Outras sete figuras importantes do movimento pró-democracia, incluindo Figo Chan, de 25 anos, e os ex-deputados Lee Cheuk-yan e Leung Kwok-hung, também receberam novas penas.
Ao chegar ao tribunal em uma viatura policial, vários réus fizeram o "V" da vitória. Algumas pessoas conseguiram se aproximar para expressar apoio.
A onda de condenações mostra mais uma vez a implacável repressão chinesa no território autônomo e ex-colônia britânica.
Em 2019, o centro financeiro internacional foi cenário por vários meses de grandes manifestações, algumas delas violentas, contra o cada vez maior controle da China.
Em 1º de outubro daquele ano, dia da festa nacional chinesa, militantes radicais e forças de segurança se enfrentaram com grande violência à margem de uma manifestação que aconteceu de maneira pacífica e na qual participaram os condenados desta sexta-feira.
A China considerou uma ofensa a grande participação de da população de Hong Kong no protestos, no dia em que o governo celebrava o 70º aniversário do regime.
"Foi inocente acreditar que um pedido de comportamento pacífico e racional bastaria para garantir a ausência de violência", declarou a juíza Amanda Woodcock ao pronunciar as penas de prisão contra os oito militantes.
- Vigília proibida -
Na quinta-feira, a polícia de Hong Kong não autorizou a organização em junho da tradicional vigília em recordação da repressão da Praça Tiananmen (Paz Celestial) de Pequim.
O ministro da Segurança de Hong Kong afirmou que a nova e drástica lei sobre a Segurança Nacional que a China impôs à ex-colônia britânica poderia ser invocada neste caso.
Mais de 10.000 pessoas foram detidas nas manifestações de 2019 e 2.500 foram condenadas por diversas infrações.
Muitos líderes do movimento pró-democracia estão detidos ou no exílio.
Mais de 100 pessoas, incluindo Lai, foram processadas com base na lei de Segurança, que inclui penas que podem chegar à prisão perpétua.
Os militantes condenados nesta sexta-feira pertencem à ala mais moderada do movimento pró-democracia.

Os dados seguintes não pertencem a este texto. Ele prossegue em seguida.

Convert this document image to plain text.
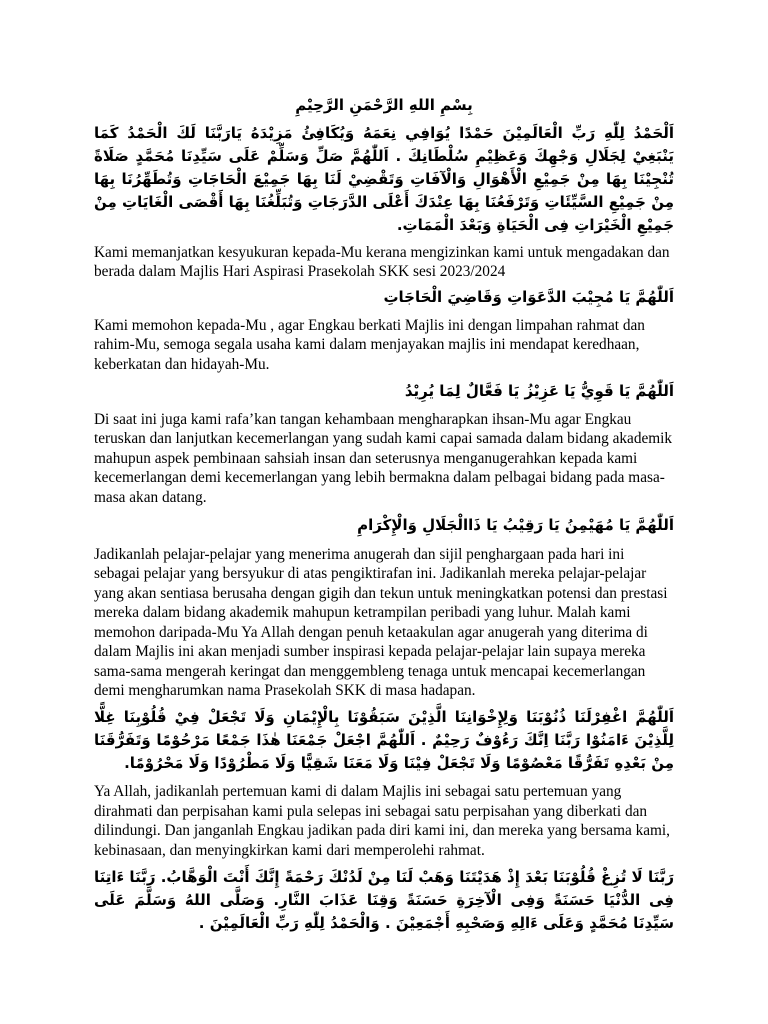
بِسْمِ اللهِ الرَّحْمَنِ الرَّحِيْمِ

اَلْحَمْدُ لِلّٰهِ رَبِّ الْعَالَمِيْنَ حَمْدًا يُوَافِي نِعَمَهُ وَيُكَافِئُ مَزِيْدَهُ يَارَبَّنَا لَكَ الْحَمْدُ كَمَا يَنْبَغِيْ لِجَلَالِ وَجْهِكَ وَعَظِيْمِ سُلْطَانِكَ . اَللّٰهُمَّ صَلِّ وَسَلِّمْ عَلَى سَيِّدِنَا مُحَمَّدٍ صَلَاةً تُنْجِيْنَا بِهَا مِنْ جَمِيْعِ الْأَهْوَالِ وَالْآفَاتِ وَتَقْضِيْ لَنَا بِهَا جَمِيْعَ الْحَاجَاتِ وَتُطَهِّرُنَا بِهَا مِنْ جَمِيْعِ السَّيِّئَاتِ وَتَرْفَعُنَا بِهَا عِنْدَكَ أَعْلَى الدَّرَجَاتِ وَتُبَلِّغُنَا بِهَا أَقْصَى الْغَايَاتِ مِنْ جَمِيْعِ الْخَيْرَاتِ فِى الْحَيَاةِ وَبَعْدَ الْمَمَاتِ.

Kami memanjatkan kesyukuran kepada-Mu kerana mengizinkan kami untuk mengadakan dan berada dalam Majlis Hari Aspirasi Prasekolah SKK sesi 2023/2024

اَللّٰهُمَّ يَا مُجِيْبَ الدَّعَوَاتِ وَقَاضِيَ الْحَاجَاتِ

Kami memohon kepada-Mu , agar Engkau berkati Majlis ini dengan limpahan rahmat dan rahim-Mu, semoga segala usaha kami dalam menjayakan majlis ini mendapat keredhaan, keberkatan dan hidayah-Mu.

اَللّٰهُمَّ يَا قَوِيُّ يَا عَزِيْزُ يَا فَعَّالٌ لِمَا يُرِيْدُ

Di saat ini juga kami rafa’kan tangan kehambaan mengharapkan ihsan-Mu agar Engkau teruskan dan lanjutkan kecemerlangan yang sudah kami capai samada dalam bidang akademik mahupun aspek pembinaan sahsiah insan dan seterusnya menganugerahkan kepada kami kecemerlangan demi kecemerlangan yang lebih bermakna dalam pelbagai bidang pada masa-masa akan datang.

اَللّٰهُمَّ يَا مُهَيْمِنُ يَا رَقِيْبُ يَا ذَاالْجَلَالِ وَالْإِكْرَامِ

Jadikanlah pelajar-pelajar yang menerima anugerah dan sijil penghargaan pada hari ini sebagai pelajar yang bersyukur di atas pengiktirafan ini. Jadikanlah mereka pelajar-pelajar yang akan sentiasa berusaha dengan gigih dan tekun untuk meningkatkan potensi dan prestasi mereka dalam bidang akademik mahupun ketrampilan peribadi yang luhur. Malah kami memohon daripada-Mu Ya Allah dengan penuh ketaakulan agar anugerah yang diterima di dalam Majlis ini akan menjadi sumber inspirasi kepada pelajar-pelajar lain supaya mereka sama-sama mengerah keringat dan menggembleng tenaga untuk mencapai kecemerlangan demi mengharumkan nama Prasekolah SKK di masa hadapan.

اَللّٰهُمَّ اغْفِرْلَنَا ذُنُوْبَنَا وَلِإِخْوَانِنَا الَّذِيْنَ سَبَقُوْنَا بِالْإِيْمَانِ وَلَا تَجْعَلْ فِيْ قُلُوْبِنَا غِلًّا لِلَّذِيْنَ ءَامَنُوْا رَبَّنَا اِنَّكَ رَءُوْفٌ رَحِيْمٌ . اَللّٰهُمَّ اجْعَلْ جَمْعَنَا هٰذَا جَمْعًا مَرْحُوْمًا وَتَفَرُّقَنَا مِنْ بَعْدِهِ تَفَرُّقًا مَعْصُوْمًا وَلَا تَجْعَلْ فِيْنَا وَلَا مَعَنَا شَقِيًّا وَلَا مَطْرُوْدًا وَلَا مَحْرُوْمًا.

Ya Allah, jadikanlah pertemuan kami di dalam Majlis ini sebagai satu pertemuan yang dirahmati dan perpisahan kami pula selepas ini sebagai satu perpisahan yang diberkati dan dilindungi. Dan janganlah Engkau jadikan pada diri kami ini, dan mereka yang bersama kami, kebinasaan, dan menyingkirkan kami dari memperolehi rahmat.

رَبَّنَا لَا تُزِغْ قُلُوْبَنَا بَعْدَ إِذْ هَدَيْتَنَا وَهَبْ لَنَا مِنْ لَدُنْكَ رَحْمَةً إِنَّكَ أَنْتَ الْوَهَّابُ. رَبَّنَا ءَاتِنَا فِى الدُّنْيَا حَسَنَةً وَفِى الْآخِرَةِ حَسَنَةً وَقِنَا عَذَابَ النَّارِ. وَصَلَّى اللهُ وَسَلَّمَ عَلَى سَيِّدِنَا مُحَمَّدٍ وَعَلَى ءَالِهِ وَصَحْبِهِ أَجْمَعِيْنَ . وَالْحَمْدُ لِلّٰهِ رَبِّ الْعَالَمِيْنَ .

Quatro deles já cumpriam penas de prisão por participação em manifestações.
Muitos deles passaram décadas pregando a não violência em sua campanha, até o momento em vão, por um verdadeiro sufrágio universal.
Figo Chan é um dos pilares da coalizão Frente Civil dos Direitos Humanos, que organizou as principais manifestações de 2019, nas quais participaram centenas de milhares de cidadãos de Hong Kong.